Lobel évoque également les ruptures de câbles découvertes en mer Baltique, qui ont conduit à l'opération OTAN Baltic Sentry. Il estime que les infrastructures doivent être protégées, mais souligne également que les grandes entreprises sont efficaces pour protéger leurs propres activités, parfois mieux que l'État lui-même.

« En général, les grandes entreprises ont une connaissance remarquable de ce qui se passe autour de leurs câbles, et elles ont la capacité de les défendre par leurs propres moyens. Parfois, elles sont même probablement meilleures que nous, et les forces armées ne peuvent pas tout faire simultanément. Il est évident que la guerre ne pourra être remportée que si le secteur de la défense coopère avec le secteur civil », dit-il.

Qu'espérez-vous retirer de l'édition de cette année de l'UAS Forum?

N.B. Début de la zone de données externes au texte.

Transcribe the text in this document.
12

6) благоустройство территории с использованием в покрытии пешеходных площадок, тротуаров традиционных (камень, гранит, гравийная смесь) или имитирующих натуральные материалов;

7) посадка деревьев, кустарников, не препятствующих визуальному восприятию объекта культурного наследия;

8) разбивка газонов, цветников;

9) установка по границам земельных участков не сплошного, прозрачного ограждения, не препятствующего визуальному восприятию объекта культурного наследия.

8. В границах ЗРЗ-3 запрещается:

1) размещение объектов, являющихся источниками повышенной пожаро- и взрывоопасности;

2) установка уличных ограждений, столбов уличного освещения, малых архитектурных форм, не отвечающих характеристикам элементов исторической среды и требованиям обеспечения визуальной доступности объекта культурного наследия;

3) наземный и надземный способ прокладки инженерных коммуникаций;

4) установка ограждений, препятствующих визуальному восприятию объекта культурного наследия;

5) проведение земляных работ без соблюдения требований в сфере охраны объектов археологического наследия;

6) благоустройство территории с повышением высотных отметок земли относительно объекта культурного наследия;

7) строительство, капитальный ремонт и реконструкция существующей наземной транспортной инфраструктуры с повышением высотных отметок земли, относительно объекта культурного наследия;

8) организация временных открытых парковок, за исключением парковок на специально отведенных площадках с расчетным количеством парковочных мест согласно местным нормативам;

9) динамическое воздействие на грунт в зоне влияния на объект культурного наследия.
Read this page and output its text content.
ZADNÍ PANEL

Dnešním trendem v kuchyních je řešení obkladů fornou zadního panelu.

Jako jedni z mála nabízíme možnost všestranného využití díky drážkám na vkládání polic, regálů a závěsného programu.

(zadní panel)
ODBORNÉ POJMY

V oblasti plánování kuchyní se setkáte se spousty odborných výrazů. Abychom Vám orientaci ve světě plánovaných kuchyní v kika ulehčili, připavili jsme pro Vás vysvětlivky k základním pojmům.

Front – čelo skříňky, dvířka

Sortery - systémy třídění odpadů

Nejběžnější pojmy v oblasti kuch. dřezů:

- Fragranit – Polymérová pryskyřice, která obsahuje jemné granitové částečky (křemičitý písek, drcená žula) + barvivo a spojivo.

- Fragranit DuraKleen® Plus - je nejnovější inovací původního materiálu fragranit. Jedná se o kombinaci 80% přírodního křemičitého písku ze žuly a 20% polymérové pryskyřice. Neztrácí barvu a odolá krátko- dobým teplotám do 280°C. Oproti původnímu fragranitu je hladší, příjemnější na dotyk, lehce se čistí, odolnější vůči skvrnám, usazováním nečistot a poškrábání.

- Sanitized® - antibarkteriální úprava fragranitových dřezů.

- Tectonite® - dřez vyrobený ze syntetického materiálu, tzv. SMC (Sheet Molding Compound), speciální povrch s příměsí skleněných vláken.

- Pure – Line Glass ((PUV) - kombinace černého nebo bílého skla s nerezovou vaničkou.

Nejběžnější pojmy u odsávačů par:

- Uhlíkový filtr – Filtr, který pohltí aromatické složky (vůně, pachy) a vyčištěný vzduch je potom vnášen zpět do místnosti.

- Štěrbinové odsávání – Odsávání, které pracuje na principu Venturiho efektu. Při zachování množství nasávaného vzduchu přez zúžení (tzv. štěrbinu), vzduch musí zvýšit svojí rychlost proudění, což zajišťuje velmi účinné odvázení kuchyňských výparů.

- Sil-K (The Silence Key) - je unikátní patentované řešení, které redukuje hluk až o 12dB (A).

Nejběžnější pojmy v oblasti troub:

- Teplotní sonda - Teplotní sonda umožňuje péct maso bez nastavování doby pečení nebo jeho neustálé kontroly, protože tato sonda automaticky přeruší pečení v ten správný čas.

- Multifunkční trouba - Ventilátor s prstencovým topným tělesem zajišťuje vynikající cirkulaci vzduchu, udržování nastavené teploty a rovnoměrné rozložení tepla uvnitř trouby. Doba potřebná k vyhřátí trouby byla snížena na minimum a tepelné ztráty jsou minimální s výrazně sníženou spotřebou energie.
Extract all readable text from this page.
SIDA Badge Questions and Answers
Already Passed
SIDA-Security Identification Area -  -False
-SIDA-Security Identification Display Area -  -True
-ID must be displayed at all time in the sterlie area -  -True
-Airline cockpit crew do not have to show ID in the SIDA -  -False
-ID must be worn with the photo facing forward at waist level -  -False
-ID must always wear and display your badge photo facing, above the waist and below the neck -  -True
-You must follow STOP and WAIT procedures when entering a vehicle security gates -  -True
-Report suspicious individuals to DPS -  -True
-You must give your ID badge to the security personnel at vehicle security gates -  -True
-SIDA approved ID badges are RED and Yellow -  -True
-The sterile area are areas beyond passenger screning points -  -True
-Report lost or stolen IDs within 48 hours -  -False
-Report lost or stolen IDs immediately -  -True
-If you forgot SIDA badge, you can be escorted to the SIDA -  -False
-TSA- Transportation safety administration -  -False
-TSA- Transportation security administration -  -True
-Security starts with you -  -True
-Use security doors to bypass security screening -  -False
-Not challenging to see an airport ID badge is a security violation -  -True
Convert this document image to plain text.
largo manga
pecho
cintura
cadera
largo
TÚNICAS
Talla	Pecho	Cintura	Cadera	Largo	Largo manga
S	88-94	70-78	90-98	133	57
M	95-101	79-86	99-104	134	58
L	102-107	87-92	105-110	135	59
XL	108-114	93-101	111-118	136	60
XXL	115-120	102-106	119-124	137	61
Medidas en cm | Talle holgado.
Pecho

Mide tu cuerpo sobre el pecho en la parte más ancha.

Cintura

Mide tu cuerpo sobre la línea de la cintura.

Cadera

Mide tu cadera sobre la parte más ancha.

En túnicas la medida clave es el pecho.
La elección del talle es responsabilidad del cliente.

« Il est devenu très clair, en très peu de temps, à quel point l'utilisation des drones façonne la guerre. Il ne s'agit pas uniquement d'effets cinétiques, mais aussi de la manière dont les drones peuvent être utilisés pour faciliter la logistique et des fonctions similaires. Dans le même temps, il faut comprendre les drones pour pouvoir s'en défendre, et cela vaut tant pour le domaine militaire que pour la société dans son ensemble. Il y a beaucoup à apprendre dans ce domaine », déclare Lobel.

Quelle sera la priorité la plus importante à mettre en oeuvre à l'avenir?

« J'espère vraiment que nous parviendrons à construire une compréhension claire de l'environnement civil dans lequel nous pourrions être amenés à combattre. Si nous n'y parvenons pas, je suis convaincu que nous échouerons », dit-il, avant de conclure:

« Mais si nous y parvenons, nous aurons une OTAN plus dissuasive. Une OTAN unie qui signale qu'elle est prête à faire face à un conflit à tous les niveaux de la société, aussi bien étatique que civil », conclut Marc Lobel.